On 25 April 1915, the Gallipoli landings to open up the Dardanelles and force the Ottoman Empire out of the Great War began in earnest with the landings at what became known as ANZAC cove.
The campaign was to showcase the Royal Navy and “the colonials” with the bulk of the British force drawn from the Australian and New Zealand Corps (ANZAC) along with several regiments of Gurkhas and Sikhs, the Ceylon Planters Rifle Corps, two divisions of Scots, one of Irish, some Canadian units, and the newly formed Royal Naval Division.
The French likewise contributed a mixed division composed of a Foreign Legion battalion, North African Zouaves, and Senegalese infantry.

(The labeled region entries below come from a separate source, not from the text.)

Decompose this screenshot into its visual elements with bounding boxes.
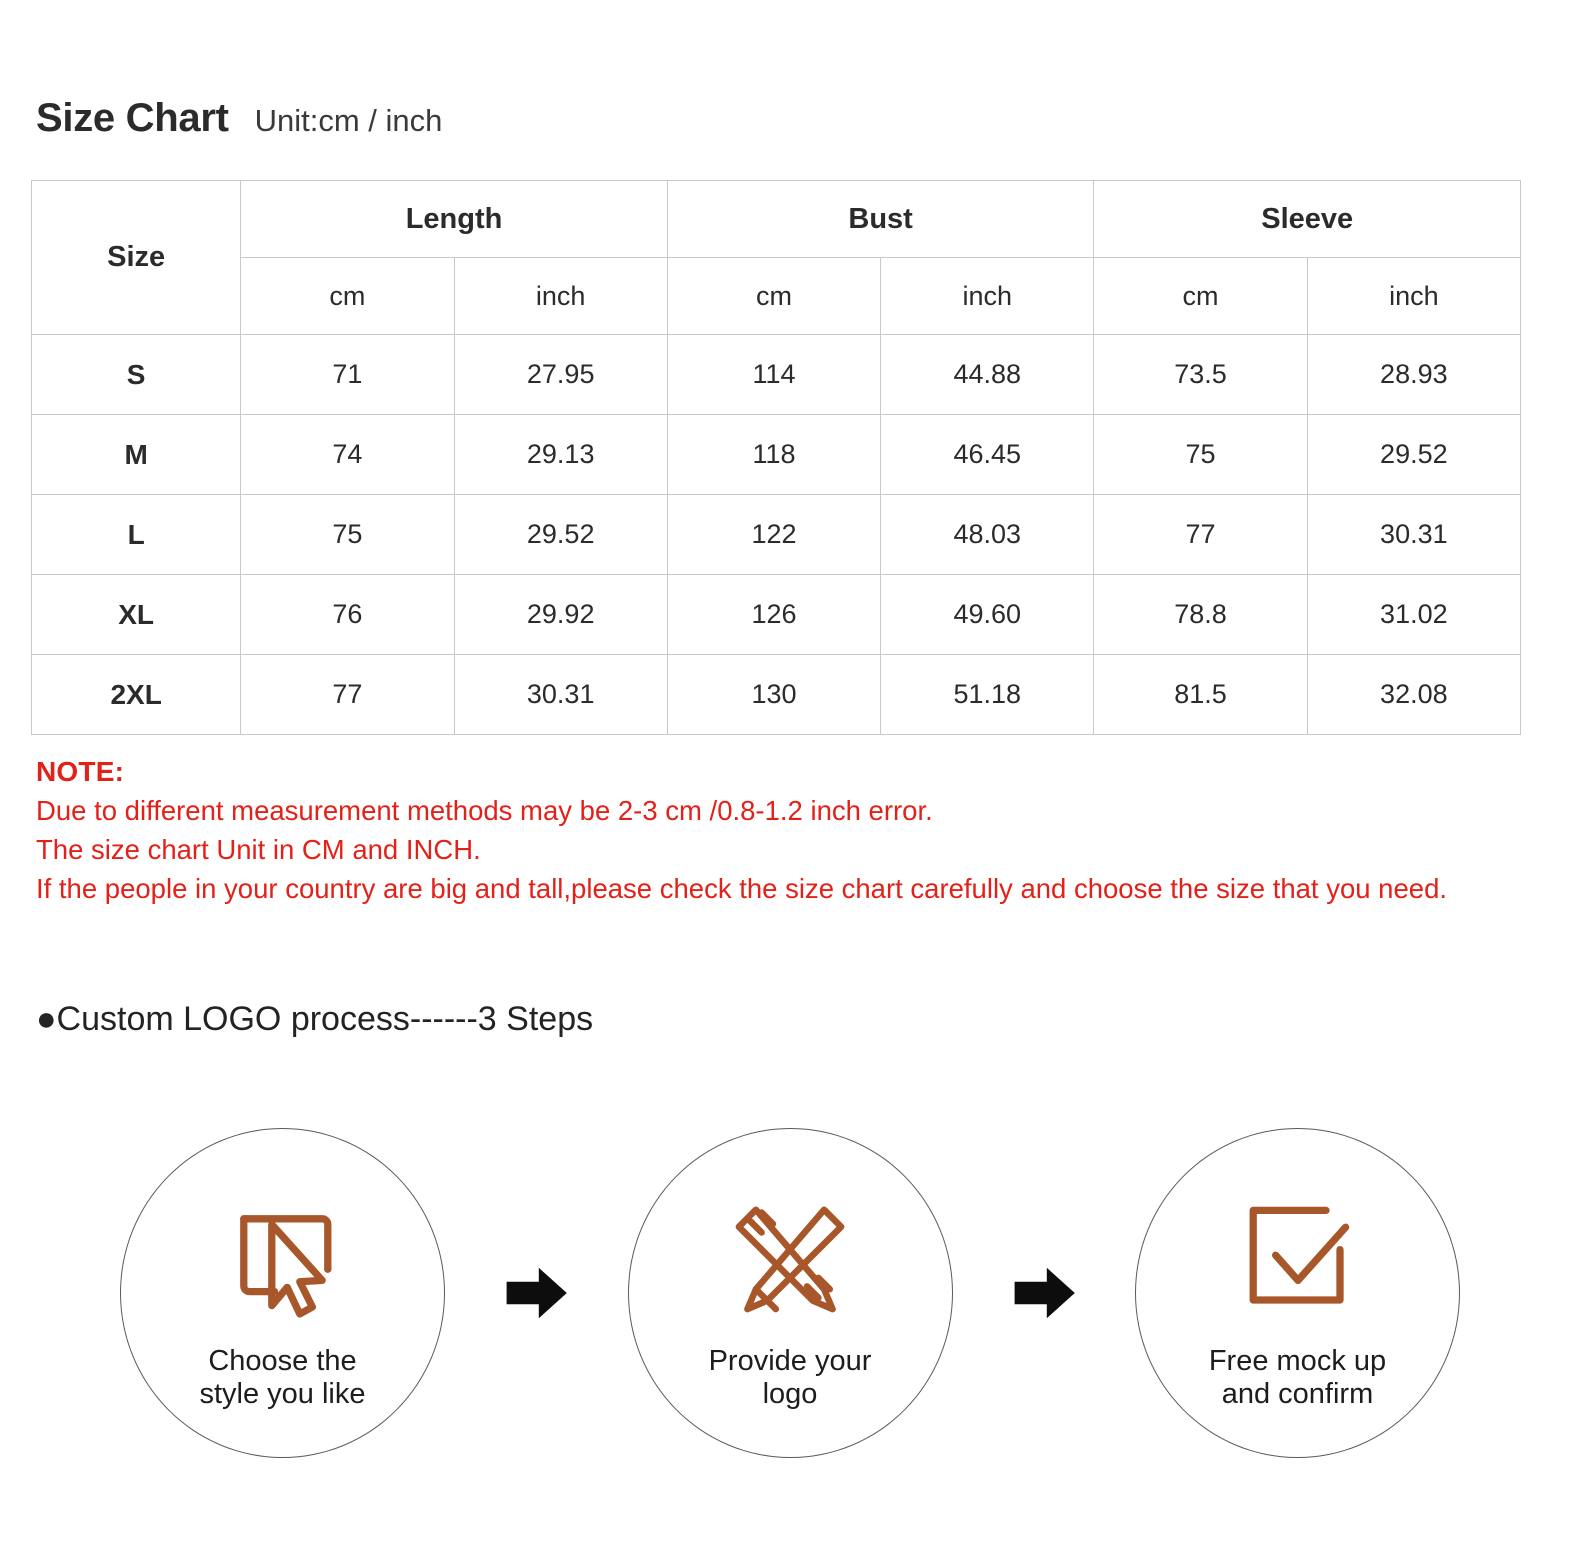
cell-sleeve-inch: 30.31 bbox=[1307, 495, 1520, 575]
table-row: XL 76 29.92 126 49.60 78.8 31.02 bbox=[32, 575, 1521, 655]
cell-length-cm: 77 bbox=[241, 655, 454, 735]
step-choose-style: Choose the style you like bbox=[120, 1128, 445, 1458]
table-row: S 71 27.95 114 44.88 73.5 28.93 bbox=[32, 335, 1521, 415]
cell-bust-cm: 122 bbox=[667, 495, 880, 575]
header-length: Length bbox=[241, 181, 668, 258]
cell-bust-cm: 118 bbox=[667, 415, 880, 495]
cell-sleeve-cm: 77 bbox=[1094, 495, 1307, 575]
cell-bust-inch: 51.18 bbox=[881, 655, 1094, 735]
cell-length-inch: 29.13 bbox=[454, 415, 667, 495]
header-bust-inch: inch bbox=[881, 258, 1094, 335]
cell-length-cm: 76 bbox=[241, 575, 454, 655]
note-line-1: Due to different measurement methods may… bbox=[36, 791, 1516, 830]
header-size: Size bbox=[32, 181, 241, 335]
arrow-right-icon bbox=[497, 1254, 575, 1332]
step-label: Provide your logo bbox=[691, 1345, 890, 1411]
cell-sleeve-cm: 78.8 bbox=[1094, 575, 1307, 655]
cell-size: S bbox=[32, 335, 241, 415]
header-sleeve-cm: cm bbox=[1094, 258, 1307, 335]
cell-sleeve-cm: 75 bbox=[1094, 415, 1307, 495]
checkbox-check-icon bbox=[1223, 1183, 1373, 1333]
cell-sleeve-inch: 32.08 bbox=[1307, 655, 1520, 735]
note-line-3: If the people in your country are big an… bbox=[36, 869, 1516, 908]
step-free-mockup: Free mock up and confirm bbox=[1135, 1128, 1460, 1458]
custom-logo-process-heading: ●Custom LOGO process------3 Steps bbox=[36, 1000, 593, 1039]
cell-length-inch: 29.52 bbox=[454, 495, 667, 575]
cell-sleeve-inch: 31.02 bbox=[1307, 575, 1520, 655]
size-chart-table: Size Length Bust Sleeve cm inch cm inch … bbox=[31, 180, 1521, 735]
pencil-ruler-icon bbox=[715, 1183, 865, 1333]
arrow-right-icon bbox=[1005, 1254, 1083, 1332]
cell-bust-cm: 126 bbox=[667, 575, 880, 655]
cell-length-cm: 71 bbox=[241, 335, 454, 415]
cell-sleeve-inch: 29.52 bbox=[1307, 415, 1520, 495]
cell-bust-inch: 49.60 bbox=[881, 575, 1094, 655]
header-sleeve-inch: inch bbox=[1307, 258, 1520, 335]
header-length-inch: inch bbox=[454, 258, 667, 335]
header-bust-cm: cm bbox=[667, 258, 880, 335]
header-length-cm: cm bbox=[241, 258, 454, 335]
step-label: Free mock up and confirm bbox=[1191, 1345, 1404, 1411]
cell-length-inch: 27.95 bbox=[454, 335, 667, 415]
cell-bust-cm: 130 bbox=[667, 655, 880, 735]
header-sleeve: Sleeve bbox=[1094, 181, 1521, 258]
note-block: NOTE: Due to different measurement metho… bbox=[36, 752, 1516, 908]
cell-bust-cm: 114 bbox=[667, 335, 880, 415]
cursor-select-icon bbox=[208, 1183, 358, 1333]
size-chart-page: Size Chart Unit:cm / inch Size Length Bu… bbox=[0, 0, 1575, 1555]
note-line-2: The size chart Unit in CM and INCH. bbox=[36, 830, 1516, 869]
cell-size: M bbox=[32, 415, 241, 495]
cell-length-inch: 30.31 bbox=[454, 655, 667, 735]
logo-process-steps: Choose the style you like bbox=[120, 1118, 1460, 1468]
cell-sleeve-cm: 81.5 bbox=[1094, 655, 1307, 735]
table-unit-header-row: cm inch cm inch cm inch bbox=[32, 258, 1521, 335]
page-title: Size Chart Unit:cm / inch bbox=[36, 96, 442, 141]
table-row: 2XL 77 30.31 130 51.18 81.5 32.08 bbox=[32, 655, 1521, 735]
cell-sleeve-cm: 73.5 bbox=[1094, 335, 1307, 415]
cell-size: L bbox=[32, 495, 241, 575]
cell-bust-inch: 46.45 bbox=[881, 415, 1094, 495]
header-bust: Bust bbox=[667, 181, 1094, 258]
page-title-text: Size Chart bbox=[36, 96, 229, 141]
cell-length-cm: 74 bbox=[241, 415, 454, 495]
table-row: L 75 29.52 122 48.03 77 30.31 bbox=[32, 495, 1521, 575]
cell-bust-inch: 44.88 bbox=[881, 335, 1094, 415]
unit-label: Unit:cm / inch bbox=[255, 103, 443, 139]
table-group-header-row: Size Length Bust Sleeve bbox=[32, 181, 1521, 258]
cell-bust-inch: 48.03 bbox=[881, 495, 1094, 575]
cell-length-cm: 75 bbox=[241, 495, 454, 575]
step-label: Choose the style you like bbox=[181, 1345, 383, 1411]
note-heading: NOTE: bbox=[36, 752, 1516, 791]
cell-length-inch: 29.92 bbox=[454, 575, 667, 655]
cell-sleeve-inch: 28.93 bbox=[1307, 335, 1520, 415]
cell-size: XL bbox=[32, 575, 241, 655]
table-row: M 74 29.13 118 46.45 75 29.52 bbox=[32, 415, 1521, 495]
step-provide-logo: Provide your logo bbox=[628, 1128, 953, 1458]
cell-size: 2XL bbox=[32, 655, 241, 735]
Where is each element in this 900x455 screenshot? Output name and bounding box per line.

Major Sherman Miles, in his work on amphibious operations in the 1920s, later concluded that, while the mighty battleships HMS Queen Elizabeth, Cornwallis, Albion, and other ships battered the Ottoman defenses for a full 24 hours before the landings– “still the Turkish rifle and machine-gun fire broke out whenever the big guns laid off,” and the Entente forces remained pinned to the ground by what were deemed to be greatly inferior Turkish forces.
“One can only conclude,” Major Miles continues, “that there are few organisms in the world weaker than an army when its feet are still wet with saltwater.”
A lesson still likely very applicable today.